“Jigsaw, but better, for wineries and wine salespeople.”
That’s the quick pitch. But before I go on, let me give a little background on why I think this could be a killer app for folks interested in self distribution.
A couple weeks back I was at the Best of the Best at the Westin in SF with a friend who works for Southern Wine and Spirits, tasting some pretty good wines and enjoying the all you can eat prawns (which the wineries – NOT Southern – paid for BTW, along with everything else at the gala). My friend got a new territory late last year and is still working on building the relationships he needs to exceed the sales figures that everyone expects. Watching him interact with fellow salespeople, winery reps and buyers, it was crystal clear that for professional salespeople it really is all about relationships. More than anything else (with the possible exception of quality, and even then not all the time) developing those personal relationships is the number one key to wine sales success.
Wineries that are interested in direct to trade in CA (and elsewhere thanks to Inertia) face the same challenge. Only our problem is compounded by the fact that restaurant wine directors have limited time to devote to being tasted, and frankly it’s a lot harder to manage 200 mini-relationships rather than 4 or 5 large ones. That’s the advantage (among many others) that distributors have.
Still, there’s a reason why winemakers and winery owners go on sales junkets with distributors. Wine directors do like to have contact with the people who are ultimately responsible for the wines they put on their lists. The trick for small wineries is to quickly develop and nurture strong relationships with wine directors that will lead to placements.

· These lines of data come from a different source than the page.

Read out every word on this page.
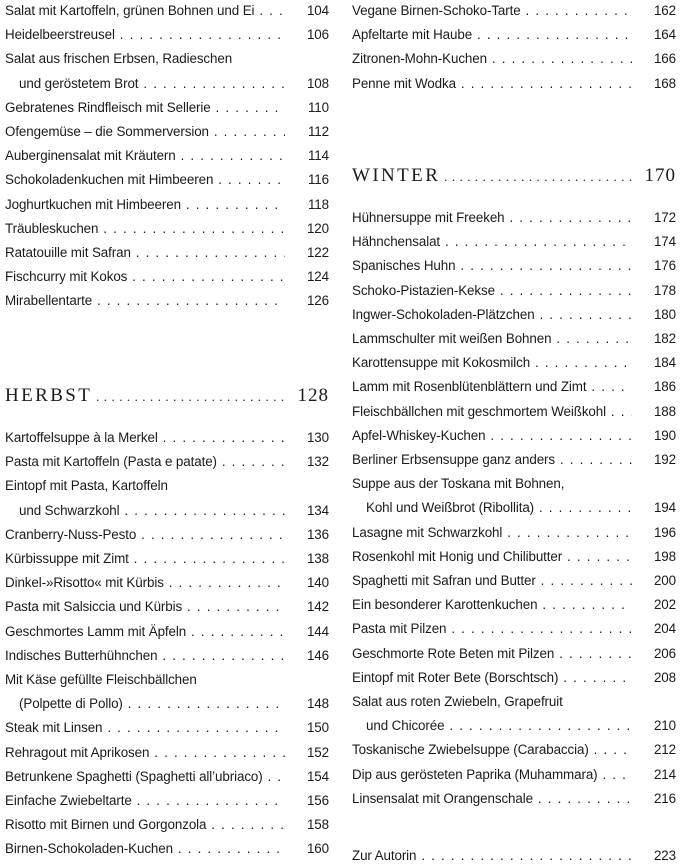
Salat mit Kartoffeln, grünen Bohnen und Ei . . .	104
Heidelbeerstreusel . . .	106
Salat aus frischen Erbsen, Radieschen
und geröstetem Brot . . .	108
Gebratenes Rindfleisch mit Sellerie . . .	110
Ofengemüse – die Sommerversion . . .	112
Auberginensalat mit Kräutern . . .	114
Schokoladenkuchen mit Himbeeren . . .	116
Joghurtkuchen mit Himbeeren . . .	118
Träubleskuchen . . .	120
Ratatouille mit Safran . . .	122
Fischcurry mit Kokos . . .	124
Mirabellentarte . . .	126
HERBST . . .	128
Kartoffelsuppe à la Merkel . . .	130
Pasta mit Kartoffeln (Pasta e patate) . . .	132
Eintopf mit Pasta, Kartoffeln
und Schwarzkohl . . .	134
Cranberry-Nuss-Pesto . . .	136
Kürbissuppe mit Zimt . . .	138
Dinkel-»Risotto« mit Kürbis . . .	140
Pasta mit Salsiccia und Kürbis . . .	142
Geschmortes Lamm mit Äpfeln . . .	144
Indisches Butterhühnchen . . .	146
Mit Käse gefüllte Fleischbällchen
(Polpette di Pollo) . . .	148
Steak mit Linsen . . .	150
Rehragout mit Aprikosen . . .	152
Betrunkene Spaghetti (Spaghetti all’ubriaco) . . .	154
Einfache Zwiebeltarte . . .	156
Risotto mit Birnen und Gorgonzola . . .	158
Birnen-Schokoladen-Kuchen . . .	160
Vegane Birnen-Schoko-Tarte . . .	162
Apfeltarte mit Haube . . .	164
Zitronen-Mohn-Kuchen . . .	166
Penne mit Wodka . . .	168
WINTER . . .	170
Hühnersuppe mit Freekeh . . .	172
Hähnchensalat . . .	174
Spanisches Huhn . . .	176
Schoko-Pistazien-Kekse . . .	178
Ingwer-Schokoladen-Plätzchen . . .	180
Lammschulter mit weißen Bohnen . . .	182
Karottensuppe mit Kokosmilch . . .	184
Lamm mit Rosenblütenblättern und Zimt . . .	186
Fleischbällchen mit geschmortem Weißkohl . . .	188
Apfel-Whiskey-Kuchen . . .	190
Berliner Erbsensuppe ganz anders . . .	192
Suppe aus der Toskana mit Bohnen,
Kohl und Weißbrot (Ribollita) . . .	194
Lasagne mit Schwarzkohl . . .	196
Rosenkohl mit Honig und Chilibutter . . .	198
Spaghetti mit Safran und Butter . . .	200
Ein besonderer Karottenkuchen . . .	202
Pasta mit Pilzen . . .	204
Geschmorte Rote Beten mit Pilzen . . .	206
Eintopf mit Roter Bete (Borschtsch) . . .	208
Salat aus roten Zwiebeln, Grapefruit
und Chicorée . . .	210
Toskanische Zwiebelsuppe (Carabaccia) . . .	212
Dip aus gerösteten Paprika (Muhammara) . . .	214
Linsensalat mit Orangenschale . . .	216
Zur Autorin . . .	223
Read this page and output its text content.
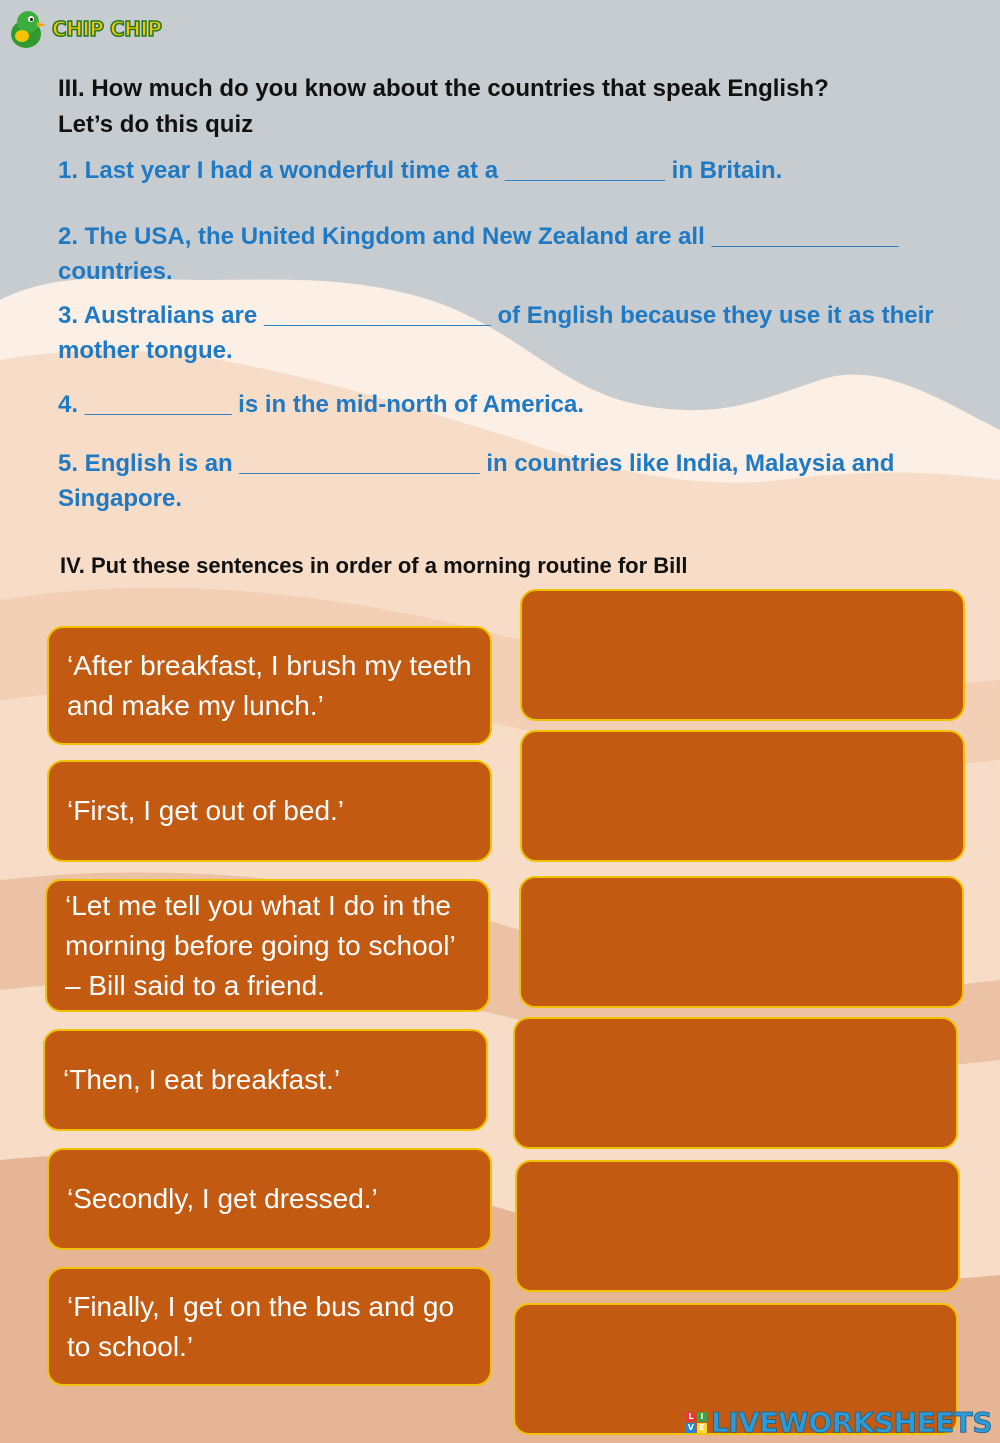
CHIP CHIP
III. How much do you know about the countries that speak English?
Let’s do this quiz
1. Last year I had a wonderful time at a ____________ in Britain.
2. The USA, the United Kingdom and New Zealand are all ______________ countries.
3. Australians are _________________ of English because they use it as their mother tongue.
4. ___________ is in the mid-north of America.
5. English is an __________________ in countries like India, Malaysia and Singapore.
IV. Put these sentences in order of a morning routine for Bill
‘After breakfast, I brush my teeth and make my lunch.’
‘First, I get out of bed.’
‘Let me tell you what I do in the morning before going to school’ – Bill said to a friend.
‘Then, I eat breakfast.’
‘Secondly, I get dressed.’
‘Finally, I get on the bus and go to school.’
L I
V E LIVEWORKSHEETS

Long story long, the best way to develop relationships quickly is to know your customer. Smart businesses have been doing this for years. Harvey Mackay developed the Mackay 66 as a way to track information on his customers that helps his salespeople sell more (envelopes in this case). Each time they talk with a customer, they add to the profile so nothing is ever forgotten or lost. Things like personal interests, birthdays, favorite drinks etc. Each bit of information, if used appropriately, can help to strengthen and improve customer relationships.
But what if you don’t have a database of names, numbers and facts on wine directors because you are new to the wine industry? Or what if you’ve always relied on a distributor, and never made any personal contacts yourself? What if you work for a distributor and you’ve just taken over a new territory, like my friend at Southern?
For me the answer was to create my own database of information. Over the past year I’ve collected the names and contact information of over 450 wine directors in California.
More important than just basic contact info however, I’ve added key information about as many of the contacts as I could (around 40% have detailed profiles) which will help me to understand their personal interests, goals, and wine preferences, and to better serve them as customers. I’ve also included sample wine lists so I can see at a glance what the director’s goals are and if there might be a gap that we could fill.
Here are a couple samples so you can get a feel for what I mean:
Click to enlarge.
Click to enlarge.
Ultimately this is a time consuming job, and filling out the entire list will likely take years. I think that it could be done quite a bit more quickly if more folks were involved in creating the profiles however, web 2.0 style.
The database combined with a solid social site where folks can get credits for adding to and updating profile information and contacts would be a great use of the wine web IMO.
I’ve got the data and I’ve got an appropriate domain name (winedirectors.com). What I don’t have is time or the technical chops to pull off a site this complex. Do you?